# DotNet für J2EE Programmierer



## RobertVox1977 (23. Jun 2014)

Hallo.

Wie denken Sie. In der heutigen Marktlage ist es sinnig für J2EE Entwickler mit 10 jährigen Erfahrung Dotnet zu lernen. Oder ist es vielleicht unsinnig auf zwei Hochzeiten zu tanzen und vielleicht besser tiefer zum Them zu kommen und ein sehr guter Spezialist zu werden?

Und noch eine andere Frage. Haben Sie bemerkt dass Dotnet Entwickler in der Regel weniger verdienen als J2EE Entwickler?

P.S.
Entschuldigun für mein Deutsch. Nicht mein Muttlersprache .


----------



## Phash (7. Jul 2014)

Servus.

Für Java / JEE Entwickler gibt es atm. scheinbar mehr Bedarf.
Etwas C# bzw. .NET zu beherrschen ist nie verkehrt - die Sprachen unterscheiden sich auch garnicht sooo dramatisch (Feinheiten kann man während des Schreibens erfahren)

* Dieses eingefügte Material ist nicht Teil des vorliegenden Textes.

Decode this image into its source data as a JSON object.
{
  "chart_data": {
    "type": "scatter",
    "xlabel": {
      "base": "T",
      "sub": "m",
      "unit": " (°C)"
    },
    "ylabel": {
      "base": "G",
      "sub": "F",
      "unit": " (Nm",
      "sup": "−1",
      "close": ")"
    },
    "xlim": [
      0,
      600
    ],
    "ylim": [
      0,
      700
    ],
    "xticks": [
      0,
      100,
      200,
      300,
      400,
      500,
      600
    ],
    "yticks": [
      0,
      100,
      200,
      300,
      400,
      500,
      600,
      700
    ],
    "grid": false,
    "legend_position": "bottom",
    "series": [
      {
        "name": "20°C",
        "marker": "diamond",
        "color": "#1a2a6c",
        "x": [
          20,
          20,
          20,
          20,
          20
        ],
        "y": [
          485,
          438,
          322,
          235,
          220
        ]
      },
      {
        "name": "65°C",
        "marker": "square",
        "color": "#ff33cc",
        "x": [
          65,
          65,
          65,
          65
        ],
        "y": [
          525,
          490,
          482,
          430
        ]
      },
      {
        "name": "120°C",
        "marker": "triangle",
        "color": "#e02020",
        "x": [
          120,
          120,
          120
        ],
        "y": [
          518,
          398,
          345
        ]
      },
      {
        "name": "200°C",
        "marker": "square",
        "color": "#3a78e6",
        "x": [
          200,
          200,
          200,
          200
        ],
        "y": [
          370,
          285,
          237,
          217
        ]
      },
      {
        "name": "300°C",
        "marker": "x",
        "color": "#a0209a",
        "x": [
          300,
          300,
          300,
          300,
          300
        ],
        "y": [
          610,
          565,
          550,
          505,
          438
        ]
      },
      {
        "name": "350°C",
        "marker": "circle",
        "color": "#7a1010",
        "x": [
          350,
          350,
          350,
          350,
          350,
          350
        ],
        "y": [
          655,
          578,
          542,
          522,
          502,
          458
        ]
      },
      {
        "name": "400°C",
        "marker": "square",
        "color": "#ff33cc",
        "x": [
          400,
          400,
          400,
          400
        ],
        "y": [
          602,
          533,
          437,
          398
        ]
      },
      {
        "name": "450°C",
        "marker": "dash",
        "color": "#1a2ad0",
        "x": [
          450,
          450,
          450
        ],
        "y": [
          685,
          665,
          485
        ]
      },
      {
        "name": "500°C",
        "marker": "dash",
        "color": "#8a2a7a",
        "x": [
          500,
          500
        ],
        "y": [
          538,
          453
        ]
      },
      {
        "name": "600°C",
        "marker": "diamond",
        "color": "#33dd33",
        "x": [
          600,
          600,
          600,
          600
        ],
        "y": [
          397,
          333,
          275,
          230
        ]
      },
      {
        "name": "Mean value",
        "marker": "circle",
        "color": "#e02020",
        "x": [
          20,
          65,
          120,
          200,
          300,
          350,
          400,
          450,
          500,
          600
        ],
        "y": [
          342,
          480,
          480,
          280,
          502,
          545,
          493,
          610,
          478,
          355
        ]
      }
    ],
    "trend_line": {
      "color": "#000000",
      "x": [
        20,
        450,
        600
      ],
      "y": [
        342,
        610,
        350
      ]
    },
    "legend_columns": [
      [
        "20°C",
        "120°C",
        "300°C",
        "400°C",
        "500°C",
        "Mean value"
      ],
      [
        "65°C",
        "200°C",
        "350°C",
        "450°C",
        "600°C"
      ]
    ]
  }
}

Die Bibliotheken unterscheiden sich teilweise stark. 

Meiner Meinung nach ist es nicht mehr ganz zeitgemäß stur in Programmiersprachen zu denken. Man sollte eher abstrakter bleiben und in APIs denken bzw. sich von den Bibliotheken leiten lassen. Die Sprache an sich ist dann nur noch Mittel zum Zweck


----------